5 Mayıs 2011 Perşembe

Bahane Öldü İşgal Sürüyor

 
Bin Ladin bahanesiyle kanlı bir savaş başlatan ABD, Afganistan ve Irak'ı kan denizine çevirdi. ABD şimdi bir yandan kutlama yapıyor bir yandan da işgale devam ediyor

Ünlü 11 Eylül eyleminin ardından önce Afganistan'a saldıran, sonra da Irak işgaline girişen ABD, yüz binlerce insanın ölümüne neden olan bu işgalleri hep Usame Bin Ladin'e bağladı. Sivil kayıplar ise dehşet verici. Sadece Afganistan'da günde en az 2 çocuk ABD uçaklarının bombardımanında hayatını kaybetti. 9 yıllık işgal süresince 55 binden fazla Afgan öldürüldü, on binlercesi yaralandı.

Bahane öldü, Haçlı seferi sürüyor


Ünlü 11 Eylül eyleminin ardından önce Afganistan'a saldıran, sonra da Irak işgaline girişen ABD, yüzbinlerce insanın ölümüne neden olan bu kanlı haçlı seferlerini doğrudan ya da dolaylı olarak hep Usame Bin Ladin'e bağlamıştı. Şimdi, Ladin'i öldürerek sembolik ama tehlikeli bir zafer kazanan Amerika dünyayı kana bulama konusundaki şöhretini terk etmiş değil.

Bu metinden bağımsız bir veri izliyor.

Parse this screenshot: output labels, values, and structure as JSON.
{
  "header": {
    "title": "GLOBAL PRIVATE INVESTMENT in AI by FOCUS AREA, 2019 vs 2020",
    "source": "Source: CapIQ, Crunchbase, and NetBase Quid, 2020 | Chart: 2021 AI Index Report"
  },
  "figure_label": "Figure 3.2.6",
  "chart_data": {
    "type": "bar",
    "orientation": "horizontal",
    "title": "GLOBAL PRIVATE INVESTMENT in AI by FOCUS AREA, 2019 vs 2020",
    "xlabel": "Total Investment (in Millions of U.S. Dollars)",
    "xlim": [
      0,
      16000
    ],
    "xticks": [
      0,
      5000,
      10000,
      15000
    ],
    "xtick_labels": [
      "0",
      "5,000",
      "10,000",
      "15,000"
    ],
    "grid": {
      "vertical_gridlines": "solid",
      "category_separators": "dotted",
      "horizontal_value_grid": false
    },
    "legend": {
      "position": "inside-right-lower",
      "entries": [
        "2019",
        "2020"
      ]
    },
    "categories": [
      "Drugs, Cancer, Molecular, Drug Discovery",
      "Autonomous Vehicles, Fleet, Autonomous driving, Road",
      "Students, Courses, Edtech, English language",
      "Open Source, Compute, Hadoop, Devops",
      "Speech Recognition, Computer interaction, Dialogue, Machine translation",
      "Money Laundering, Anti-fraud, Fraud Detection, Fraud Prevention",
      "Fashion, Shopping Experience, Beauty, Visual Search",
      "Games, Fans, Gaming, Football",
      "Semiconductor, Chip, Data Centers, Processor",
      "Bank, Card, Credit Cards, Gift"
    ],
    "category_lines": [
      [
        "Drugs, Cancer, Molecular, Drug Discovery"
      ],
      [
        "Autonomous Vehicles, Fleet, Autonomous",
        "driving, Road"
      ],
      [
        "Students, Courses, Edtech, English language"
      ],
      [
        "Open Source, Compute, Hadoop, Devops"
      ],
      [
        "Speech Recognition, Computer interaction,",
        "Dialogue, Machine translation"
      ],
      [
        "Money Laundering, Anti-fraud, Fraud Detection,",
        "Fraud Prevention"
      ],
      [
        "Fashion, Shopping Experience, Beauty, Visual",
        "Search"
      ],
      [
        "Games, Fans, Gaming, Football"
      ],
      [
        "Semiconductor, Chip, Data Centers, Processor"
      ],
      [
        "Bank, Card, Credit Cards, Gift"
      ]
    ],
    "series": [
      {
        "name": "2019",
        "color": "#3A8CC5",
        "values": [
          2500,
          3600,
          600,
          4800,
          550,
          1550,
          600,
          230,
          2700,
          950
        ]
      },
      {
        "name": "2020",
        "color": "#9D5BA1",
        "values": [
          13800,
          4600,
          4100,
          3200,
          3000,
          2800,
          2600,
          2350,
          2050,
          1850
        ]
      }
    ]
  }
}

El Kaide'nin 11 Eylül saldırılarının intikamı alındığı için sokaklarda danseden Amerikalılar da, kendi ülkelerinin sadece Vietnam'da ve sadece 1963-1973 yılları arasında 4 milyon insanı öldürdüğünü, işgaller ve CIA destekli cuntalarla birlikte bu bilançonun yalnızca son 50-60 yılda 20 milyona yaklaştığını hatırlamak istemiyor.


Ortadoğu vahşeti


Bugünlerde Irak ve Afganistan'daki ABD macerasının ortak bilançosunun yüzbinlerce ölü olduğu belirtiliyor. ABD ordusunun Afganistan'da on yıldır verdiği kayıp miktarı bin 500'e yaklaştı. Irak ve Afganistan'da hayatını kaybeden ABD askerlerinin sayısı ise 5 bine ulaştı; 80 bin Amerikalı da yaralandı, 300 binden fazlası tedaviye muhtaç.


Sivil kayıplar ise dehşet verici. Sadece Afganistan'da günde en az 2 çocuk ABD uçaklarının bombardımanında hayatını kaybetti.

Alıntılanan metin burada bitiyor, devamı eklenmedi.